What’s in a name? James Cochran slams former employer for leasing out his name

By Joe Lutrario contact

- Last updated on GMT

 James Cochran The Great British Menu

Related tags: Restaurants, Caribbean, Chefs

James Cochran has taken to Twitter to call out his former employer Rayuela for selling the rights to use his recipes and name.

The chef - who is due to appear on The Great British Menu for the first time tonight - left the City-based James Cochran EC3 earlier this year.

Rayuela has continued to trade the restaurant under the same name and has now launched a website that licenses out the chef’s name and recipes to other operators.

Linking to the site, the chef tweeted: “Anyone wanna buy me...www.jamescochran.co.uk​ my ex-employers are the lowest of low trying to sell off my name as recipes plans??!! Wtf?? Who is going to pay £25 a week just to add my name in front of the recipe?? I will give you the recipes for free if your that low!!”

Rayuela has an alternative Twitter handle for its James Cochran-branded business and sent out a tweet aimed at the numerous chefs and restaurateurs who came to Cochran’s defence.

“Please refrain from giving advice if you do not know the ins and outs of the situation. It’s rarely black and white. Check out UK Patent Act 1977 which states that owner of all IP (inc trademarks) will be the employer. @cochran_ja was a paid employee, not an owner. End of story,” it said.
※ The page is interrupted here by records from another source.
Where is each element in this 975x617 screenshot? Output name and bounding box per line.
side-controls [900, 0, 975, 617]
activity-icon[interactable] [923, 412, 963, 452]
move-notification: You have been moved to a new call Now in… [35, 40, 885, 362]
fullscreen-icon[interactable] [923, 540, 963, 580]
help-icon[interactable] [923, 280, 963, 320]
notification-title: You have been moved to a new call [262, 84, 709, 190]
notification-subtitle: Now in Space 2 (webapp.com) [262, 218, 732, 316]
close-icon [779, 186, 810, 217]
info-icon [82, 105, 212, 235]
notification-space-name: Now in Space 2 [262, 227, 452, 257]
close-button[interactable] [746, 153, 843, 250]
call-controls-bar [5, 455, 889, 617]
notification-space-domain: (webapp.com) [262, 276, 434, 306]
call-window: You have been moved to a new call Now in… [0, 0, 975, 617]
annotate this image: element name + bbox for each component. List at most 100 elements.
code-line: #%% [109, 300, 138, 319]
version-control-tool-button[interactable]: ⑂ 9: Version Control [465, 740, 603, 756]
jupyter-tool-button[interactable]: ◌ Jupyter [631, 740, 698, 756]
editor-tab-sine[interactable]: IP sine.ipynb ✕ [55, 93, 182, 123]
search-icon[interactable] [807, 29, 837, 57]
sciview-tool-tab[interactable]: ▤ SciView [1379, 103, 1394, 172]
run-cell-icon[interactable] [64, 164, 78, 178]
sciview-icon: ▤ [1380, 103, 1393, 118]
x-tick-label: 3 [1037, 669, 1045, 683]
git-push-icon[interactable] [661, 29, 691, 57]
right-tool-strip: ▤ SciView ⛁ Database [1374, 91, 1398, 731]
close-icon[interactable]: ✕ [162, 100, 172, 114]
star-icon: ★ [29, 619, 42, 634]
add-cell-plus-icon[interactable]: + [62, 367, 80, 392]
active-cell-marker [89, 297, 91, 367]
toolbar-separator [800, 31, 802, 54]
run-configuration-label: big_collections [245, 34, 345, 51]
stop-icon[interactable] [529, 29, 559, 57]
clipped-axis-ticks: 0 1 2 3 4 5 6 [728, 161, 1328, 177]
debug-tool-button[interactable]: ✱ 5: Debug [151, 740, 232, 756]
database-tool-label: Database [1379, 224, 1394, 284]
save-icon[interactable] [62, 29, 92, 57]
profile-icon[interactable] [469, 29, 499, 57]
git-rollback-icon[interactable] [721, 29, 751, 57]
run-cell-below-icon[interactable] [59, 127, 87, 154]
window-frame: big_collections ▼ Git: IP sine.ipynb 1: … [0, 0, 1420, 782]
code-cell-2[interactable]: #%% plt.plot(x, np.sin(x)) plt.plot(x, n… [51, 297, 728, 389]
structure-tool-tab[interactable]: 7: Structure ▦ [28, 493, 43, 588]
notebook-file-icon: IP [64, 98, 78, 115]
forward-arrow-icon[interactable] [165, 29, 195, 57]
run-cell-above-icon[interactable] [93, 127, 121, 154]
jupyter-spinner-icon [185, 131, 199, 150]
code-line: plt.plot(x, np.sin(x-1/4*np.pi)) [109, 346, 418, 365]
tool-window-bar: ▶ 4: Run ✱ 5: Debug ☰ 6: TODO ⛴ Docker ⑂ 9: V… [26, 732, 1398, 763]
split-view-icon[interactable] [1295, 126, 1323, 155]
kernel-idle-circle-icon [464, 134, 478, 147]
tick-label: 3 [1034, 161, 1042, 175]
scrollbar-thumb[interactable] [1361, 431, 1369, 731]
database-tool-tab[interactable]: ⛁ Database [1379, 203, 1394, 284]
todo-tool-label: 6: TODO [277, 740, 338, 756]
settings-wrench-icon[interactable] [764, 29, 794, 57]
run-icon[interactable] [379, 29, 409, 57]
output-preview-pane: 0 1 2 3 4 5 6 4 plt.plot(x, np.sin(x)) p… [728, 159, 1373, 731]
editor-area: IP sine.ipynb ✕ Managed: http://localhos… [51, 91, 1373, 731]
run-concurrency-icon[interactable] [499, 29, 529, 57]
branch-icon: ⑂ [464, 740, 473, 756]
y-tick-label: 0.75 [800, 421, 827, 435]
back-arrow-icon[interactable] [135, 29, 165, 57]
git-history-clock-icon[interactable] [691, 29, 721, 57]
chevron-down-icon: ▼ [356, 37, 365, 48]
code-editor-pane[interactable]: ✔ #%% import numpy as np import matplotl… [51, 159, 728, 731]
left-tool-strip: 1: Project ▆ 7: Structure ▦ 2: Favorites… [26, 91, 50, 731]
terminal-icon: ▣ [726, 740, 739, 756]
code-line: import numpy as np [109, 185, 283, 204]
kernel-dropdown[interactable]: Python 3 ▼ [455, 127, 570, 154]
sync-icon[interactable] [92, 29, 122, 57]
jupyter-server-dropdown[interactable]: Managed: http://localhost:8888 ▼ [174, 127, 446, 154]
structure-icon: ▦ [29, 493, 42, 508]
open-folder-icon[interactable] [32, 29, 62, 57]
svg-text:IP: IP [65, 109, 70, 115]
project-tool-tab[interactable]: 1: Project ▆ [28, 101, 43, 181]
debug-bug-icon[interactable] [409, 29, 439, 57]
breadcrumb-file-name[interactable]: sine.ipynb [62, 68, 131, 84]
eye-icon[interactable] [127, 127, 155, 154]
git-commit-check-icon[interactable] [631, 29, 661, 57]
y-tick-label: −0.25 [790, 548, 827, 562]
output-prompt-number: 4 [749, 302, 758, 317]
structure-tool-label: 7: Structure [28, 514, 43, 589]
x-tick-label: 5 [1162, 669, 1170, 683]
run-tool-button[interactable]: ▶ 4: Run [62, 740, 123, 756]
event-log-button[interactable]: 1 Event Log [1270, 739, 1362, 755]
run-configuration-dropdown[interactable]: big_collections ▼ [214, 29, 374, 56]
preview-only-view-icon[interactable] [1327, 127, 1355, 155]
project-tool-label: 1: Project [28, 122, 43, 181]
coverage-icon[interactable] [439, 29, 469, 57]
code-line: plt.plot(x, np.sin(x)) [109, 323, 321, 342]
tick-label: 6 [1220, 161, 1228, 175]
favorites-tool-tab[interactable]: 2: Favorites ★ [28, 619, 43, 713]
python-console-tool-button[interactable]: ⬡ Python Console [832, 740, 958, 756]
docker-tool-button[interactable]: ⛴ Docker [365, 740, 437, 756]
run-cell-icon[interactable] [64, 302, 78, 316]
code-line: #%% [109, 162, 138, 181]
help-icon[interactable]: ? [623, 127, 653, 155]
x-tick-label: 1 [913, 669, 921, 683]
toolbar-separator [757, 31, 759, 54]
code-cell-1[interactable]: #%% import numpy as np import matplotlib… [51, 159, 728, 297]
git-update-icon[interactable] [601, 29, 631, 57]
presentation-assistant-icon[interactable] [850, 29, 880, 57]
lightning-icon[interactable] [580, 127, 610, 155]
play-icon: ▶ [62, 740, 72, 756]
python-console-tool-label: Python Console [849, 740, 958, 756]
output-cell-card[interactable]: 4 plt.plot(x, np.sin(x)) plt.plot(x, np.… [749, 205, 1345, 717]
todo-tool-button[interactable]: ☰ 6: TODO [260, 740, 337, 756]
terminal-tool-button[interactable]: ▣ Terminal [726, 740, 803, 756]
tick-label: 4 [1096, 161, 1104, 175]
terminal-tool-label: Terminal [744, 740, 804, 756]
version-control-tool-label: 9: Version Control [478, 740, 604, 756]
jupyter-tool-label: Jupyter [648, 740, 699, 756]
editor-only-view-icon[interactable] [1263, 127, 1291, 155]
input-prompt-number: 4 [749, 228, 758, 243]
“Trademark was filed long before James surprised everyone at EC3 by handing in his resignation and GBM series finished filming. We wish James well, but we will defend our business vigorously against baseless accusations and defamatory statements,” Rayuela said in a subsequent tweet.

The website offers other businesses the chance to: “Supercharge your menu with our signature recipes”.

The recipes include jerk chicken; crispy cauliflower; and Cochran’s n’duja-wrapped Scotch egg. Prices start at £25 per month for the use of one recipe.

The website - which carries the strapline “Trademarked for a reason” - has a section the sets out the detail of its registered trademark and a FAQs section explains why operators should consider signing up.

“The James Cochran® brand of quality comfort food ticks all of these boxes. With its Scottish-Caribbean fusion, its heritage is second to none. The focus is on delicious, creative recipes with a comfort food bias. It is simultaneously credible in culinary terms, yet without snobbery—how could it not be with these two cultural reference points?”